Le Mouvement de la Transition est né en Angleterre en 2007 et regroupe plusieurs milliers d’initiatives de transition dans plus de cinquante pays. Dans des contextes culturels très divers, ce qui suppose une nécessaire et large ouverture aux réalités locales. Le réseau Transition est un mouvement bottom up fonctionnant dans un esprit de co-construction et qui multiplie les convergences locales.

Objectif : faire percoler la promesse de transition à travers un soutien (coaching, formations, etc.) aux initiatives citoyennes qui la portent. Il s’agit globalement de ré-imaginer ensemble le monde de demain à travers des démarches concrètes de terrain.

Rencontre avec le Réseau Transition.be.

Jean Cech (Renouvelle) : Sur le terrain de la Transition, vous êtes un peu des touche-à-tout en somme ?

François-Olivier Devaux (Réseau Transition.be): Si vous faites allusion à la diversité des thèmes de transition qui nous occupent – énergie, alimentation, économie circulaire, etc . -, je dirais oui. Mais nous ne sommes absolument pas dans l’improvisation et le dilettantisme. Chacun connaît localement les enjeux de son territoire et propose sa solution pour l’améliorer. La force du mouvement, c’est d’être constitué en réseau où toutes ces initiatives se retrouvent interconnectées entre elles et partagent leurs « recettes » – les bons tuyaux, les projets qui fonctionnent ou ne fonctionnent pas, … – pour enrichir leur expertise. C’est donc effectivement un réseau très hétérogène, mais très agile, très organique, capable de fonctionner sans avoir véritablement un « pouvoir » central qui coordonnerait le tout.
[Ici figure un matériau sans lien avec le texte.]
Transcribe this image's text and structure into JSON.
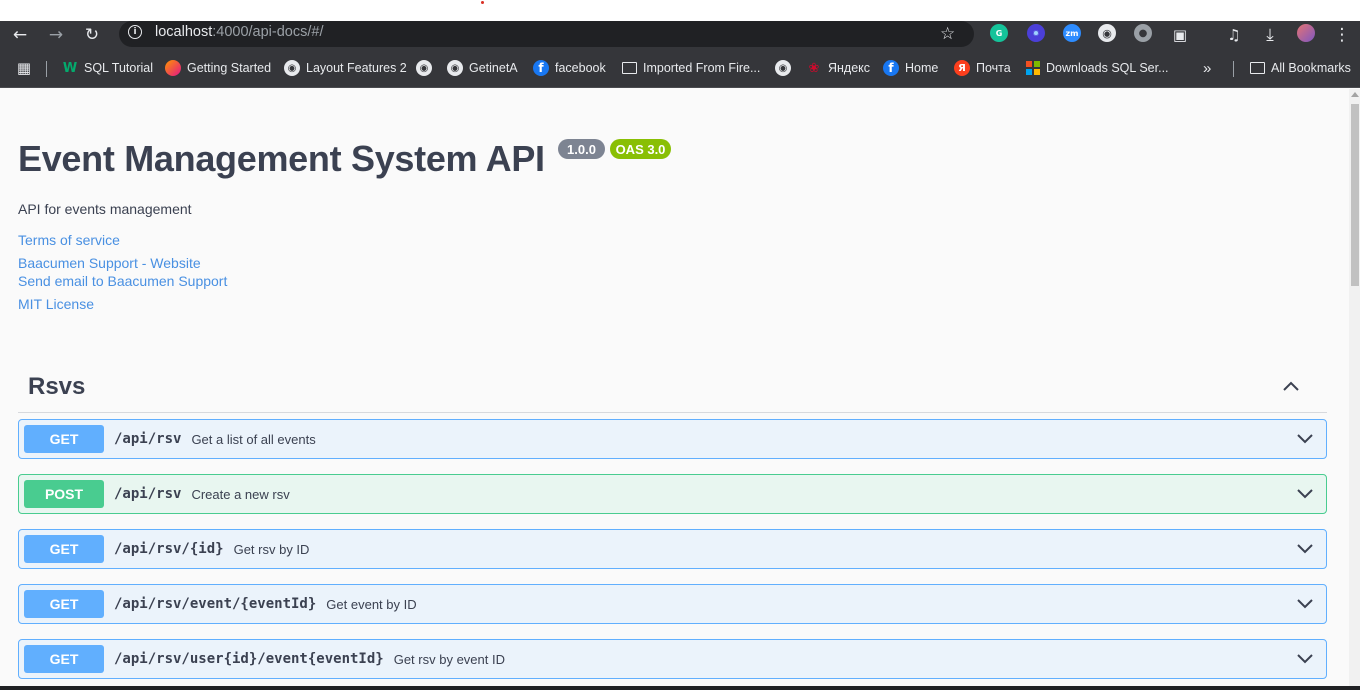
{
  "browser": {
    "url_host": "localhost",
    "url_path": ":4000/api-docs/#/"
  },
  "bookmarks": [
    {
      "label": "SQL Tutorial",
      "icon": "w3schools-icon"
    },
    {
      "label": "Getting Started",
      "icon": "firefox-icon"
    },
    {
      "label": "Layout Features 2",
      "icon": "globe-icon"
    },
    {
      "label": "",
      "icon": "globe-icon"
    },
    {
      "label": "GetinetA",
      "icon": "globe-icon"
    },
    {
      "label": "facebook",
      "icon": "facebook-icon"
    },
    {
      "label": "Imported From Fire...",
      "icon": "folder-icon"
    },
    {
      "label": "",
      "icon": "globe-icon"
    },
    {
      "label": "Яндекс",
      "icon": "huawei-icon"
    },
    {
      "label": "Home",
      "icon": "facebook-icon"
    },
    {
      "label": "Почта",
      "icon": "yandex-icon"
    },
    {
      "label": "Downloads SQL Ser...",
      "icon": "microsoft-icon"
    }
  ],
  "all_bookmarks_label": "All Bookmarks",
  "api": {
    "title": "Event Management System API",
    "version": "1.0.0",
    "oas": "OAS 3.0",
    "description": "API for events management",
    "links": {
      "terms": "Terms of service",
      "support_website": "Baacumen Support - Website",
      "support_email": "Send email to Baacumen Support",
      "license": "MIT License"
    }
  },
  "section": {
    "title": "Rsvs",
    "operations": [
      {
        "method": "GET",
        "path": "/api/rsv",
        "summary": "Get a list of all events"
      },
      {
        "method": "POST",
        "path": "/api/rsv",
        "summary": "Create a new rsv"
      },
      {
        "method": "GET",
        "path": "/api/rsv/{id}",
        "summary": "Get rsv by ID"
      },
      {
        "method": "GET",
        "path": "/api/rsv/event/{eventId}",
        "summary": "Get event by ID"
      },
      {
        "method": "GET",
        "path": "/api/rsv/user{id}/event{eventId}",
        "summary": "Get rsv by event ID"
      }
    ]
  }
}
Notre réseau est une asbl qui se met au service des initiatives dans un esprit de résilience avec une volonté de se mettre en retrait dès qu’on n’a plus besoin de nous.

J.C. : Combien d’initiatives de transition se sont mises ainsi sous votre aile ?

F-O.D. : En Belgique francophone, elles sont actuellement 89, dont 75 initiatives citoyennes. En Flandre, elles doivent être une centaine. Des films comme « Demain » (NDLR : le documentaire de Cyrill Dion et Mélanie Laurent) ont eu à ce niveau un réel effet d’entraînement. Le nombre d’initiatives de transition a doublé en 2016. Leur point commun, c’est d’émaner de personnes qui sont conscientes des défis de notre société et de leur capacité d’agir concrètement à leur niveau dès aujourd’hui, même au départ de projets de petite envergure. Nous n’avons pas besoin d’une autorisation de nos dirigeants politiques pour passer à l’action. La RTBF a coordonné en juin 2016 une étude baptisée « Transition Quoi ? ». Il en ressort que 30% des jeunes considèrent appartenir à la « Génération Transition » et qu’une proportion équivalente se sent complètement démunie et incapable de décrire le monde dans lequel elle souhaite se projeter.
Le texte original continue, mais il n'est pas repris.